BELLINZONA - Il caso Exten, i cui dipendenti sono scesi in sciopero da alcuni giorni, è stato risolto oggi di fronte al presidente dell’Ufficio cantonale di conciliazione, il ministro Christian Vitta, ai rappresentanti dell’azienda di Mendrisio e del sindacato UNIA. Dopo ampia discussione - si legge in una nota - le parti hanno raggiunto il seguente accordo conciliativo:
- sospensione di una parte consistente degli emolumenti del Consiglio di amministrazione;
- sospensione della tredicesima, del premio di anzianità e di altri benefici a favore dei dipendenti;
- sospensione lineare del salario dei dipendenti pari al 6.5%.
Le sospensioni che riguardano i dipendenti sono di carattere temporaneo e sono legate all’andamento dell’azienda.

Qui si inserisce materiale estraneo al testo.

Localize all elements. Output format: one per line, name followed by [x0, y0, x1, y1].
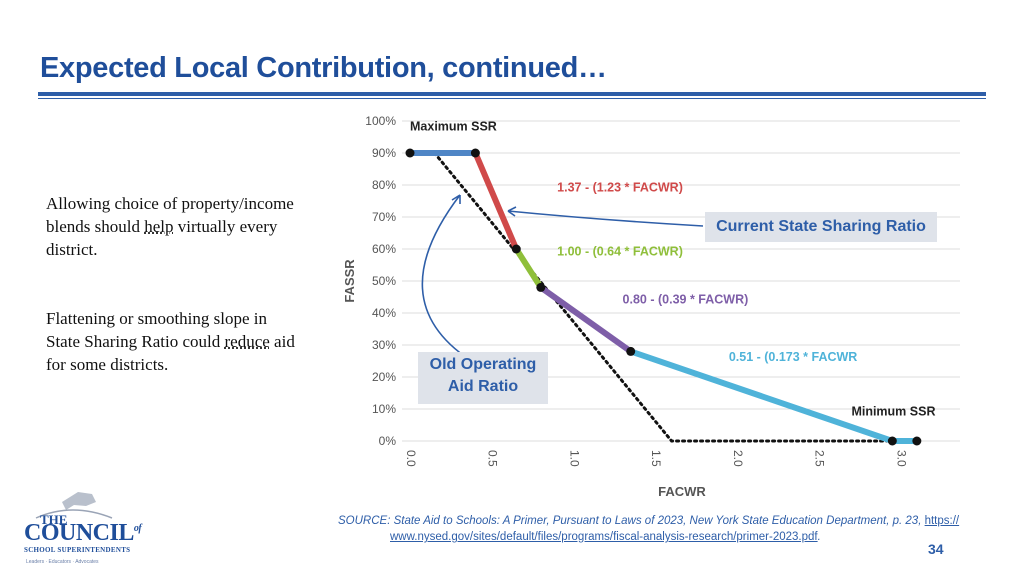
x-axis-label: FACWR — [658, 484, 706, 499]
p1-text-b: virtually every district. — [46, 217, 278, 259]
page-number: 34 — [928, 541, 944, 557]
old-oar-dotted-line — [433, 151, 902, 443]
source-text: SOURCE: State Aid to Schools: A Primer, … — [338, 515, 925, 527]
ssr-segment — [513, 246, 544, 291]
x-tick-label: 1.5 — [649, 450, 663, 467]
x-tick-label: 2.5 — [813, 450, 827, 467]
formula-annotation: 1.00 - (0.64 * FACWR) — [557, 244, 683, 258]
x-tick-label: 3.0 — [894, 450, 908, 467]
breakpoint-marker — [470, 148, 480, 158]
ssr-segment — [472, 150, 520, 252]
title-rule-thin — [38, 98, 986, 99]
y-tick-label: 20% — [372, 370, 396, 384]
callout-old-oar: Old Operating Aid Ratio — [418, 352, 548, 404]
formula-annotation: 0.51 - (0.173 * FACWR — [729, 350, 858, 364]
logo-superintendents: SCHOOL SUPERINTENDENTS — [24, 546, 131, 554]
source-tail: . — [817, 531, 821, 543]
x-tick-label: 0.0 — [404, 450, 418, 467]
breakpoint-marker — [511, 244, 521, 254]
y-tick-label: 90% — [372, 146, 396, 160]
logo-tagline: Leaders · Educators · Advocates — [26, 559, 99, 565]
callout-old-oar-line2: Aid Ratio — [447, 378, 519, 395]
y-tick-label: 100% — [365, 114, 396, 128]
source-citation: SOURCE: State Aid to Schools: A Primer, … — [338, 513, 978, 545]
source-link-part2[interactable]: www.nysed.gov/sites/default/files/progra… — [390, 531, 818, 543]
logo-council-text: COUNCIL — [24, 520, 134, 546]
callout-current-ssr-label: Current State Sharing Ratio — [716, 218, 926, 235]
slide-title: Expected Local Contribution, continued… — [40, 52, 607, 84]
y-tick-label: 50% — [372, 274, 396, 288]
y-tick-label: 0% — [379, 434, 397, 448]
p1-emphasis: help — [144, 217, 174, 236]
council-logo-icon — [35, 492, 113, 519]
arrow-current-ssr — [507, 210, 704, 227]
breakpoint-marker — [405, 148, 415, 158]
p2-text-a: Flattening or smoothing slope in State S… — [46, 309, 267, 351]
ssr-segment — [627, 348, 896, 444]
arrowhead-old-oar — [451, 194, 461, 204]
arrowhead-current-ssr — [507, 206, 517, 217]
formula-annotation: Maximum SSR — [410, 120, 497, 134]
formula-annotation: 1.37 - (1.23 * FACWR) — [557, 180, 683, 194]
formula-annotation: Minimum SSR — [851, 404, 935, 418]
p1-text-a: Allowing choice of property/income blend… — [46, 194, 294, 236]
logo-council: COUNCILof — [24, 520, 142, 547]
y-tick-label: 30% — [372, 338, 396, 352]
callout-current-ssr: Current State Sharing Ratio — [705, 212, 937, 242]
logo-the: THE — [40, 512, 68, 527]
formula-annotation: 0.80 - (0.39 * FACWR) — [623, 292, 749, 306]
x-tick-label: 2.0 — [731, 450, 745, 467]
y-tick-label: 40% — [372, 306, 396, 320]
breakpoint-marker — [887, 436, 897, 446]
p2-emphasis: reduce — [224, 332, 270, 351]
p2-text-b: aid for some districts. — [46, 332, 295, 374]
y-tick-label: 60% — [372, 242, 396, 256]
y-axis-label: FASSR — [342, 259, 357, 303]
y-tick-label: 70% — [372, 210, 396, 224]
arrow-old-oar — [421, 194, 471, 361]
source-link-part1[interactable]: https:// — [924, 515, 960, 527]
x-tick-label: 1.0 — [567, 450, 581, 467]
y-tick-label: 10% — [372, 402, 396, 416]
title-rule-thick — [38, 92, 986, 96]
breakpoint-marker — [912, 436, 922, 446]
x-tick-label: 0.5 — [486, 450, 500, 467]
body-paragraph-2: Flattening or smoothing slope in State S… — [46, 307, 296, 376]
logo-of: of — [133, 523, 142, 534]
body-paragraph-1: Allowing choice of property/income blend… — [46, 192, 296, 261]
y-tick-label: 80% — [372, 178, 396, 192]
ssr-segment — [537, 284, 634, 355]
callout-old-oar-line1: Old Operating — [429, 356, 537, 373]
breakpoint-marker — [626, 346, 636, 356]
breakpoint-marker — [536, 282, 546, 292]
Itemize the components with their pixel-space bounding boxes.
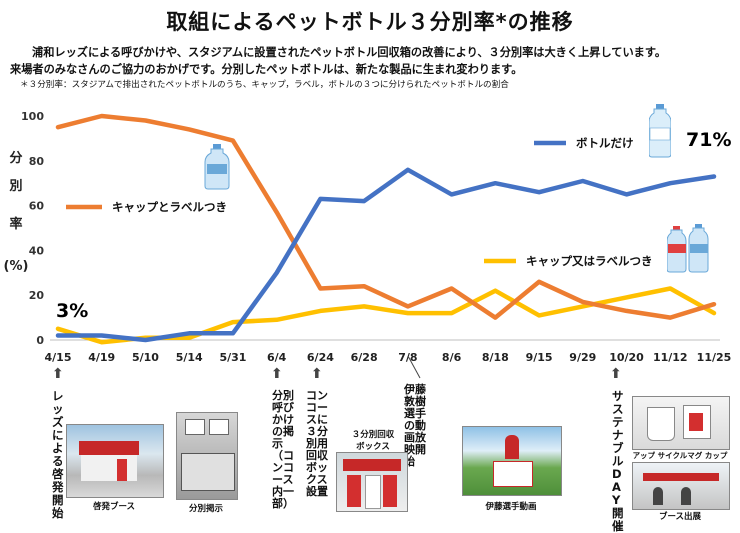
x-tick-label: 7/8 — [398, 351, 417, 364]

Per il personale con alti salari saranno richiesti ulteriori sacrifici.
Le misure hanno effetto retroattivo a partire dal 1° marzo. Con il raggiungimento del presente accordo, dinanzi all’Ufficio cantonale di conciliazione, la vertenza si è conclusa con successo e ha segnato il ritorno alla pace sociale.
Le parti si sono impegnate ad operare, in futuro, in maniera collaborativa con l’intento di assicurare all’azienda uno sviluppo proficuo nell’interesse di tutti i dipendenti e degli azionisti. Per quanto concerne la posizione del dipendente licenziato, le parti hanno concordato di trattare la questione in separata sede.